Chaplin notes it’s important to get chestnuts that are as fresh as possible. That means going on the hunt for them now, since chestnut season peaks in December and finishes in March. Freshness can be indicated by a shell that’s not too brittle. One reason chestnuts are sometimes hard to find in the states is because a blight in the early 1900s killed many of the trees in America.
“Dried chestnuts, which can be difficult to find even in specialty stores, can be broken up and cooked in sweet rice and brown rice in an Asian style,” Chaplin says.
While the most common danger associated with chestnuts usually comes in the preparing process, there’s also another hidden danger: getting horse chestnuts instead of edible chestnuts. That was a lesson learned by food writer Cathy Erway, who received a package in the mail from some well-meaning friends. Erway didn’t realize the chestnuts in the package—which were bigger, bumpier and more irregular than edible chestnuts—were only intended for decorative purposes. (You can read about her disastrous experience trying to roast the horse chestnuts here.) “I reached out to Deb Perelman, who I mentioned in my blog post, and she said, 'I think you have horse chestnuts, which I’d never heard of before',” says Erway. “And I looked it up and, of course, they are poisonous and not edible.”
For delicious, edible chestnuts, however, Chaplin’s recipe for roasting is below.
Roasted Chestnuts
- Fresh chestnuts, about six per person
- Large pinch sea salt
Pre-heat oven to 425 degrees Fahrenheit.
Rinse chestnuts and place on a cutting board. Lie flat and use a serrated knife to cut a slit in the shell across the top. Repeat with all the chestnuts.
Place in a saucepan, cover with water, add salt and bring to a boil. Once water has boiled, strain chestnuts, transfer to a roasting pan and bake for 15 minutes.
Remove from oven where the chestnut shells should have split open, making them very easy to peel. Cover with a towel and set aside for about 15 minutes, allowing the chestnuts to steam.
Pop them out of their skins and enjoy while warm.
Comments [4]
Thanks for the great comments (and memories).
A WNYC colleague also noted that there are usually chestnut vendors across from MoMA.
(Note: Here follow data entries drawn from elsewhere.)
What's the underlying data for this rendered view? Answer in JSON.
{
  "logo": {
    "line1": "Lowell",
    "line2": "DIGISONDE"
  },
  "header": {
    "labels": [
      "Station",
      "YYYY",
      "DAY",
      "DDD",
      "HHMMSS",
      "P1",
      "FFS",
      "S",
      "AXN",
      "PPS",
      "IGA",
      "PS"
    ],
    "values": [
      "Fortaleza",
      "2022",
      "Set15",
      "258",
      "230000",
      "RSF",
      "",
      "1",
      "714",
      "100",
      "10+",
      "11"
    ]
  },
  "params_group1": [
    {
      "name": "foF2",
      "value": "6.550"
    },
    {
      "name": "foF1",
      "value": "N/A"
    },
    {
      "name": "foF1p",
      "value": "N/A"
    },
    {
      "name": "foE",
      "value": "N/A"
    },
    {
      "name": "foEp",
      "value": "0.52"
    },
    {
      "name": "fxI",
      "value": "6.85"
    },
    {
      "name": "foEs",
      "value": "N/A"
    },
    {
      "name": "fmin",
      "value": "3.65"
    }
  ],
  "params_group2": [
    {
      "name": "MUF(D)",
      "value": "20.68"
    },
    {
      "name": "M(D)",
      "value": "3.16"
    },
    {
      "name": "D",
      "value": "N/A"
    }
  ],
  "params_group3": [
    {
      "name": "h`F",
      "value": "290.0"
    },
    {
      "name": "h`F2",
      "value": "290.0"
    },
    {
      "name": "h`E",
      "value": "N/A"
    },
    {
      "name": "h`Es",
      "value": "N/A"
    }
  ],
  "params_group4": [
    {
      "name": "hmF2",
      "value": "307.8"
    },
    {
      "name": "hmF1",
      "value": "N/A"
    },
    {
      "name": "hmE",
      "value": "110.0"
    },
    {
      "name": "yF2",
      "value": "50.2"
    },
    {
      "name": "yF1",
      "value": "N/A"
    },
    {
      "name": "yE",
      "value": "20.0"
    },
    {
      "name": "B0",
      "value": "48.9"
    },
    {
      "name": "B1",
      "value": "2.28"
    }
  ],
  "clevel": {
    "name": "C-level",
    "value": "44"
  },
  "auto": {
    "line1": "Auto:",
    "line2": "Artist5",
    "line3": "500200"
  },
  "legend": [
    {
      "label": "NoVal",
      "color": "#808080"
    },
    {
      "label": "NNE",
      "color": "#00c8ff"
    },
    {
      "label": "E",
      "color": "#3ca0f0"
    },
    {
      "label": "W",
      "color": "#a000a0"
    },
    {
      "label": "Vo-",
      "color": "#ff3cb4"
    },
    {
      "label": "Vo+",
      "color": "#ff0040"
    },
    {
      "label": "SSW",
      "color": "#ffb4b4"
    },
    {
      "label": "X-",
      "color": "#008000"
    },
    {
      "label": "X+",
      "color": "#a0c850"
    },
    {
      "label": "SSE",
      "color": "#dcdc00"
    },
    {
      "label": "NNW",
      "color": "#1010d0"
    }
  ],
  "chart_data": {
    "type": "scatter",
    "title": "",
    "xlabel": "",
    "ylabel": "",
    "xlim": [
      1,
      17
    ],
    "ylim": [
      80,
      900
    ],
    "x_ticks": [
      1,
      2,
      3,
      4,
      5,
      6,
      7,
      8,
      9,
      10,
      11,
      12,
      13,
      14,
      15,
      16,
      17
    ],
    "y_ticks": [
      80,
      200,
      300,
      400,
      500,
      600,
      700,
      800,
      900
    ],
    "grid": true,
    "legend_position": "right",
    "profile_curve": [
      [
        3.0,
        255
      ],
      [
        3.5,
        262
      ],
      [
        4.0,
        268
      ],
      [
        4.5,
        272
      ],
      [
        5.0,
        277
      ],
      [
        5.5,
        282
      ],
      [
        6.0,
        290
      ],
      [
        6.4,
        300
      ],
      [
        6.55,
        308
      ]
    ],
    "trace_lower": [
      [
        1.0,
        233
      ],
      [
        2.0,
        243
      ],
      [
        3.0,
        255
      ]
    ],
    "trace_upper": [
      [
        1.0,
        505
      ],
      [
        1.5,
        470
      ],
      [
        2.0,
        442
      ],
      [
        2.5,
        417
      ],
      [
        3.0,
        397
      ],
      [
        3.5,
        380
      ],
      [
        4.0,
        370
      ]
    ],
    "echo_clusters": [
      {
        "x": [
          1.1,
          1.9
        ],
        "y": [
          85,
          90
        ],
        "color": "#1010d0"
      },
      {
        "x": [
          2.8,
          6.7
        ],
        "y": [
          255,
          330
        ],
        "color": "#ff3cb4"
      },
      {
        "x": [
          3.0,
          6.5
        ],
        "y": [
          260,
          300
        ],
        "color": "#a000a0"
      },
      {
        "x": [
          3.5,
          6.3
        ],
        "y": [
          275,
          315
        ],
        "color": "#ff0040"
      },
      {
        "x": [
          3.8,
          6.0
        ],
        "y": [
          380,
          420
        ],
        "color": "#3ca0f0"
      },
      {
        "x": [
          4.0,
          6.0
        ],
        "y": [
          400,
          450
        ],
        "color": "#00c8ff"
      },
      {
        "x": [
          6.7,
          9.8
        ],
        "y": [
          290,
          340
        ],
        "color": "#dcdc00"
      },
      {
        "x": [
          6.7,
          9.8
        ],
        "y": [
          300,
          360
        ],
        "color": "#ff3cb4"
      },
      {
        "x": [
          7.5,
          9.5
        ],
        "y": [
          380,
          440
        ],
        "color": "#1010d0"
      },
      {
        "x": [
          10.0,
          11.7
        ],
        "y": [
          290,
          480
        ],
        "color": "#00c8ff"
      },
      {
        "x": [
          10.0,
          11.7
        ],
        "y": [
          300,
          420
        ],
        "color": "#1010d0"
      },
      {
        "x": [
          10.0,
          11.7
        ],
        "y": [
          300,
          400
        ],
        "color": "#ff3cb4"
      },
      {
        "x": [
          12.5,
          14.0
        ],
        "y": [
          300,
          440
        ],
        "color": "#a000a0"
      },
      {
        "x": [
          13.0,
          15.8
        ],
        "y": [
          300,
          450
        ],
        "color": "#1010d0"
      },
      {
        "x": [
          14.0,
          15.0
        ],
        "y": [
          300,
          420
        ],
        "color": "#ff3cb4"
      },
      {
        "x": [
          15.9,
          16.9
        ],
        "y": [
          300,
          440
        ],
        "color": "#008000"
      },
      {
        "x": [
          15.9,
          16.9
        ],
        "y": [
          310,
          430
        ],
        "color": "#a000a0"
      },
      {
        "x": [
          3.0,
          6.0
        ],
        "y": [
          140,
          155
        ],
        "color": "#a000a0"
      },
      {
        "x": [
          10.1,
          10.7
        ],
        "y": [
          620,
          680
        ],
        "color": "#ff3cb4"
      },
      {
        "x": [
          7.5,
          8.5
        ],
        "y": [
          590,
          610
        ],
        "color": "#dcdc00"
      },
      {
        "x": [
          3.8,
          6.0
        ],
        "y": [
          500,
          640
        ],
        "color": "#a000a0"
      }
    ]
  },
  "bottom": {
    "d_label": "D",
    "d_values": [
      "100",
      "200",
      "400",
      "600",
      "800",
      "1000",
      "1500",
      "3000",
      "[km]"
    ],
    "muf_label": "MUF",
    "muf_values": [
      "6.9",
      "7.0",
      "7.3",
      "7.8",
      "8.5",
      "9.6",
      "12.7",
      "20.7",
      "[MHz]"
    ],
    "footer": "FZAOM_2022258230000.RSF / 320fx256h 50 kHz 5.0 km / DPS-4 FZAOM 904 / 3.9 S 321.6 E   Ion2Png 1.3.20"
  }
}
I lived in Ardeche area of France for two years in the 1980's. All of the trees were Chestnuts. When the fruit ripened, the spiny green balls would fall to the ground. During the chilly nights we listened to them landing on the clay tiles of the roof of our little home. We gathered up hundreds. We has a very simple way of eating them. We peeled away the outer covering, removed the nuts and cut little x's on the upper stem. Then they were heated in a pan over a chestnut wood fire. We spent many hours perfecting the cooking time. The best ones were sweet, brown on the outside and soft on the inside. Thanks for reminding me of one of the most perfect culinary experiences in my life.
P.S. I see vendors selling Chestnuts in the touristy areas around Christmas. Try 5th Ave. south of Central Park.
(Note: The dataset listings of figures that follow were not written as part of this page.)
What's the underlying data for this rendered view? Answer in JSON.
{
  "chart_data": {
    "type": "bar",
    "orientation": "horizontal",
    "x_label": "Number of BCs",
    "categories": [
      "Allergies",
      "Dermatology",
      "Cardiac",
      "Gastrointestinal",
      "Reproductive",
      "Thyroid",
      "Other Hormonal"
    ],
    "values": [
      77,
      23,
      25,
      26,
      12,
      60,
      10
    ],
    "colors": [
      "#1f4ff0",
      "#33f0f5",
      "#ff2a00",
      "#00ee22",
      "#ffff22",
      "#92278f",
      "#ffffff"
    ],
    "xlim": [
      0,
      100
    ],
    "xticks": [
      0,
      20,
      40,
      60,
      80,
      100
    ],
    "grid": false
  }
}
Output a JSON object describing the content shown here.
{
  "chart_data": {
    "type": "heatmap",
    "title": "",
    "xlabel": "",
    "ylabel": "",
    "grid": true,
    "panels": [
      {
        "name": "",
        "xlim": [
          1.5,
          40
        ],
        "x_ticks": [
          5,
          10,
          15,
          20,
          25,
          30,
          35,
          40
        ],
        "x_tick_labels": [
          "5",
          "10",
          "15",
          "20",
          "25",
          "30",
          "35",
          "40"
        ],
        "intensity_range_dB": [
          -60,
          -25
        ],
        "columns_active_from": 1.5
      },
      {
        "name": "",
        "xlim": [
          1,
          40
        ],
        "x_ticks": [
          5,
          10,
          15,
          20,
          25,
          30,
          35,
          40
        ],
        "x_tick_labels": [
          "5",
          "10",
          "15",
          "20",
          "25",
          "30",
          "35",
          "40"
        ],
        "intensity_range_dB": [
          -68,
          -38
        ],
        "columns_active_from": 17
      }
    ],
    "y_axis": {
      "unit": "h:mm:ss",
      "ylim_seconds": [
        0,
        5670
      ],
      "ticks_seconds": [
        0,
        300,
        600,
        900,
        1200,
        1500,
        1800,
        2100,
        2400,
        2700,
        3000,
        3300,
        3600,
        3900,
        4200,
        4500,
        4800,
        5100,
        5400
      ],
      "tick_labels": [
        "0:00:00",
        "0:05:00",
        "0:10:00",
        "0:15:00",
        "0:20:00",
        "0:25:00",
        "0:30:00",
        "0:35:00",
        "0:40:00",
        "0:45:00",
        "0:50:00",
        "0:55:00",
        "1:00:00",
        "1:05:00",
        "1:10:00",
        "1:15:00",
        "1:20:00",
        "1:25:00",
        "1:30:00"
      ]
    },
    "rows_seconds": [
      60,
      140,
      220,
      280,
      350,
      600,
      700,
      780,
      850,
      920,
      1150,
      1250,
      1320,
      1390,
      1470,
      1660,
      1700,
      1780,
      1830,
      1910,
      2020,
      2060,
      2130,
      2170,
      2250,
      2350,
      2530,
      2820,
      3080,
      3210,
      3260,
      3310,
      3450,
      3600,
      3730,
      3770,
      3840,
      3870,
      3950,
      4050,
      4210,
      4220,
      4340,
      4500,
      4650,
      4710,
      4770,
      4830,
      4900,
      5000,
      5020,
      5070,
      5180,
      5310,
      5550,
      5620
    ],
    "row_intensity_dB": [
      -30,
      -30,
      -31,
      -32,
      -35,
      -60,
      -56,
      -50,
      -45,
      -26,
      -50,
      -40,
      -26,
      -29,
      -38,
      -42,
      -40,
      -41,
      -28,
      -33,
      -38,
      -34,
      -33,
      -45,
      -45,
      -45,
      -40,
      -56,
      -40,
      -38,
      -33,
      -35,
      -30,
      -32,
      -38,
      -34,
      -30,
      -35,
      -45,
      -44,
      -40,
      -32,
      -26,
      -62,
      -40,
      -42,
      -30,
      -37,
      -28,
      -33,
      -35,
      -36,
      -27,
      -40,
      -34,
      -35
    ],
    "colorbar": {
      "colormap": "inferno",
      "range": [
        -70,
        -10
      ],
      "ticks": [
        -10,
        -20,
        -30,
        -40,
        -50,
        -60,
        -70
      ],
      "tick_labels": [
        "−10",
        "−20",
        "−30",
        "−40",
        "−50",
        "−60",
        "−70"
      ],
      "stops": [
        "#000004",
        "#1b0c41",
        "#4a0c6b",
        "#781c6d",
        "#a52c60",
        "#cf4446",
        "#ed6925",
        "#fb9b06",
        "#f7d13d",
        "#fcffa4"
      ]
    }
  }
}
Horse-chestnuts (Aesculus hippocastanum) are from a different family of plants, Sapindaceae, instead of Fagaceae for the Chestnut (Castanea sativa). This article illustrates the confusion that can result from using common names and not scientific names. Around here Horse-chestnuts are planted as ornamentals as they have large beautiful spikes of flowers.
Yes, the American Chestnut (Castanea dentata) was nearly wiped out by Chestnut blight.